CUDA NVIDIA Engineer
Location: Waukesha WI
We are seeking a skilled CUDA Programmer to design, develop, and optimize high-performance applications on NVIDIA GPUs. The role focuses on accelerating compute-intensive workloads, optimizing memory usage, and collaborating with system and application teams to maximize GPU performance.
Key Responsibilities
- Profile and tune GPU applications for performance, memory efficiency, and scalability.
- Work with CPU–GPU parallel programming models and optimize data transfer.
- Leverage NVIDIA libraries (CUDA, cuBLAS, cuDNN, NCCL as applicable).
- Collaborate with system, compute, or AI/ML teams to integrate GPU-accelerated components.
- Debug GPU kernels and address performance bottlenecks using NVIDIA profiling tools.
- Ensure portability and performance across different NVIDIA GPU architectures.
Required Skills
- Strong experience in CUDA programming and parallel computing concepts.
- In-depth understanding of NVIDIA GPU architecture (threads, warps, SMs, memory hierarchy).

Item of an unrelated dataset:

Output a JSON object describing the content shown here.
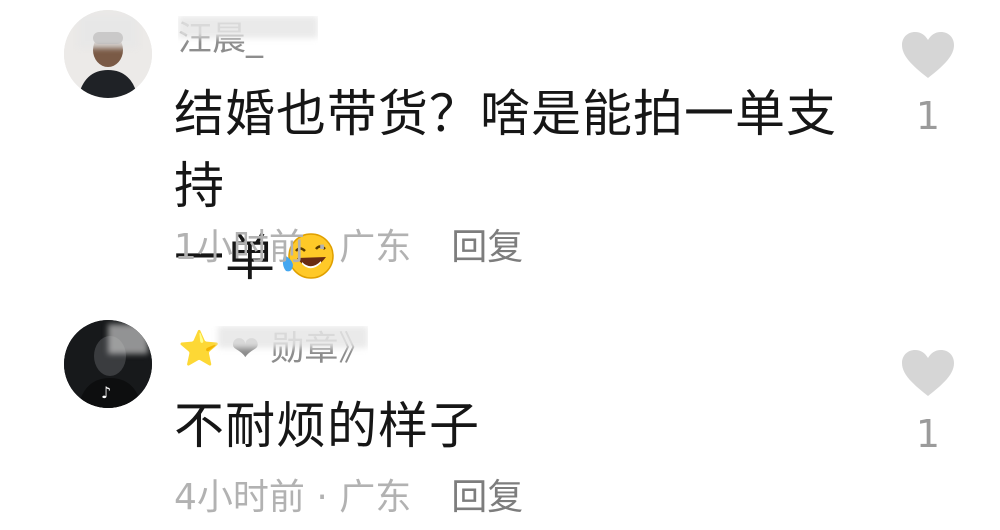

- Proficiency in C/C++ for high-performance computing.
- Experience with CUDA profiling and debugging tools (Nsight, nvprof).
- Solid understanding of multi-threading, memory optimization, and performance tuning.
Preferred Skills
- Experience with AI/ML, HPC, or graphics workloads on GPUs.
- Familiarity with multi-GPU programming and communication frameworks (NCCL, MPI).
- Exposure to Python bindings (CUDA Python, PyTorch extensions).
- Experience with Linux-based development environments.